Block #6: Whig’s Defeat
Sponsored by: The Williston Community Church
Located at the Williston Community Church
8270 Harmony Rd, Denton, MD 21629
Painted by Amanda Lewis of Denton.
September 15, 2013
Several of the major political disputes during the 1840s and 50s focused on the issue of slavery, and led eventually to the American Civil War. These issues came to a head with the rivalry between the two leading political parties, the Whigs and the Democrats. The debate over slavery ultimately filtered into every aspect of politics, as it affected finance, western expansion, presidential elections, personal liberty laws, and declarations of war. Important acts passed in Congress during this time would shape the practice and expansion of slavery. The Fugitive Slave Act made runaways more vulnerable during their time on the Underground Railroad, forcing many to make their way to Canada to seek freedom. It also required both government officials and citizens to assist in the recovery of slaves or face punishment themselves.

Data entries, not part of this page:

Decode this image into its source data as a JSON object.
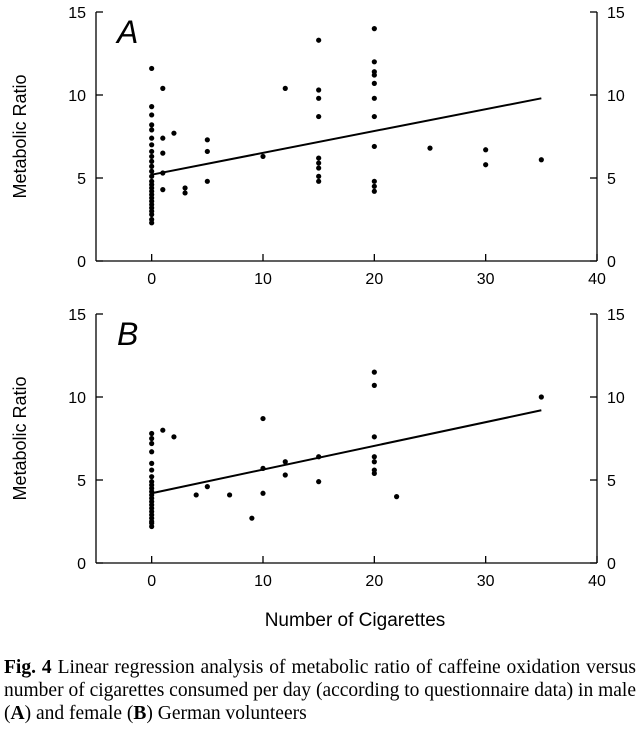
{
  "xlabel": "Number of Cigarettes",
  "caption": {
    "label": "Fig. 4",
    "text": " Linear regression analysis of metabolic ratio of caffeine oxidation versus number of cigarettes consumed per day (according to questionnaire data) in male (",
    "a": "A",
    "mid": ") and female (",
    "b": "B",
    "end": ") German volunteers"
  },
  "chart_data": [
    {
      "type": "scatter",
      "panel_label": "A",
      "ylabel": "Metabolic Ratio",
      "xlim": [
        -5,
        40
      ],
      "ylim": [
        0,
        15
      ],
      "x_ticks": [
        0,
        10,
        20,
        30,
        40
      ],
      "y_ticks": [
        0,
        5,
        10,
        15
      ],
      "points": [
        [
          0,
          11.6
        ],
        [
          0,
          9.3
        ],
        [
          0,
          8.8
        ],
        [
          0,
          8.2
        ],
        [
          0,
          7.9
        ],
        [
          0,
          7.4
        ],
        [
          0,
          7.0
        ],
        [
          0,
          6.6
        ],
        [
          0,
          6.3
        ],
        [
          0,
          6.0
        ],
        [
          0,
          5.7
        ],
        [
          0,
          5.4
        ],
        [
          0,
          5.1
        ],
        [
          0,
          4.8
        ],
        [
          0,
          4.6
        ],
        [
          0,
          4.4
        ],
        [
          0,
          4.2
        ],
        [
          0,
          4.0
        ],
        [
          0,
          3.8
        ],
        [
          0,
          3.6
        ],
        [
          0,
          3.4
        ],
        [
          0,
          3.2
        ],
        [
          0,
          3.0
        ],
        [
          0,
          2.8
        ],
        [
          0,
          2.5
        ],
        [
          0,
          2.3
        ],
        [
          1,
          10.4
        ],
        [
          1,
          7.4
        ],
        [
          1,
          6.5
        ],
        [
          1,
          5.3
        ],
        [
          1,
          4.3
        ],
        [
          2,
          7.7
        ],
        [
          3,
          4.4
        ],
        [
          3,
          4.1
        ],
        [
          5,
          7.3
        ],
        [
          5,
          6.6
        ],
        [
          5,
          4.8
        ],
        [
          10,
          6.3
        ],
        [
          12,
          10.4
        ],
        [
          15,
          13.3
        ],
        [
          15,
          10.3
        ],
        [
          15,
          9.8
        ],
        [
          15,
          8.7
        ],
        [
          15,
          6.2
        ],
        [
          15,
          5.9
        ],
        [
          15,
          5.6
        ],
        [
          15,
          5.1
        ],
        [
          15,
          4.8
        ],
        [
          20,
          14.0
        ],
        [
          20,
          12.0
        ],
        [
          20,
          11.4
        ],
        [
          20,
          11.2
        ],
        [
          20,
          10.7
        ],
        [
          20,
          9.8
        ],
        [
          20,
          8.7
        ],
        [
          20,
          6.9
        ],
        [
          20,
          4.8
        ],
        [
          20,
          4.5
        ],
        [
          20,
          4.2
        ],
        [
          25,
          6.8
        ],
        [
          30,
          6.7
        ],
        [
          30,
          5.8
        ],
        [
          35,
          6.1
        ]
      ],
      "regression": {
        "x": [
          0,
          35
        ],
        "y": [
          5.2,
          9.8
        ]
      }
    },
    {
      "type": "scatter",
      "panel_label": "B",
      "ylabel": "Metabolic Ratio",
      "xlim": [
        -5,
        40
      ],
      "ylim": [
        0,
        15
      ],
      "x_ticks": [
        0,
        10,
        20,
        30,
        40
      ],
      "y_ticks": [
        0,
        5,
        10,
        15
      ],
      "points": [
        [
          0,
          7.8
        ],
        [
          0,
          7.5
        ],
        [
          0,
          7.2
        ],
        [
          0,
          6.7
        ],
        [
          0,
          6.0
        ],
        [
          0,
          5.6
        ],
        [
          0,
          5.2
        ],
        [
          0,
          4.9
        ],
        [
          0,
          4.7
        ],
        [
          0,
          4.5
        ],
        [
          0,
          4.3
        ],
        [
          0,
          4.1
        ],
        [
          0,
          3.9
        ],
        [
          0,
          3.7
        ],
        [
          0,
          3.5
        ],
        [
          0,
          3.3
        ],
        [
          0,
          3.1
        ],
        [
          0,
          2.9
        ],
        [
          0,
          2.7
        ],
        [
          0,
          2.5
        ],
        [
          0,
          2.4
        ],
        [
          0,
          2.2
        ],
        [
          1,
          8.0
        ],
        [
          2,
          7.6
        ],
        [
          4,
          4.1
        ],
        [
          5,
          4.6
        ],
        [
          7,
          4.1
        ],
        [
          9,
          2.7
        ],
        [
          10,
          8.7
        ],
        [
          10,
          5.7
        ],
        [
          10,
          4.2
        ],
        [
          12,
          6.1
        ],
        [
          12,
          5.3
        ],
        [
          15,
          6.4
        ],
        [
          15,
          4.9
        ],
        [
          20,
          11.5
        ],
        [
          20,
          10.7
        ],
        [
          20,
          7.6
        ],
        [
          20,
          6.4
        ],
        [
          20,
          6.1
        ],
        [
          20,
          5.6
        ],
        [
          20,
          5.4
        ],
        [
          22,
          4.0
        ],
        [
          35,
          10.0
        ]
      ],
      "regression": {
        "x": [
          0,
          35
        ],
        "y": [
          4.2,
          9.2
        ]
      }
    }
  ]
}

The Missouri Compromise and the Compromise of 1850 determined that the issue of slavery in the new western states would not be addressed, leaving the decision to the citizens of these territories when they applied for statehood. The major dispute about westward expansion was resolved at the 1844 election with the defeat of the Whig presidential candidate, Henry Clay; the event for which this block is named. Like the country as a whole, the Whig party was divided over the question of slavery, a completely North versus South issue that eventually led to the collapse of the party in 1865. Former Whig members in the northern states, like Abraham Lincoln, joined the newly formed Republican Party.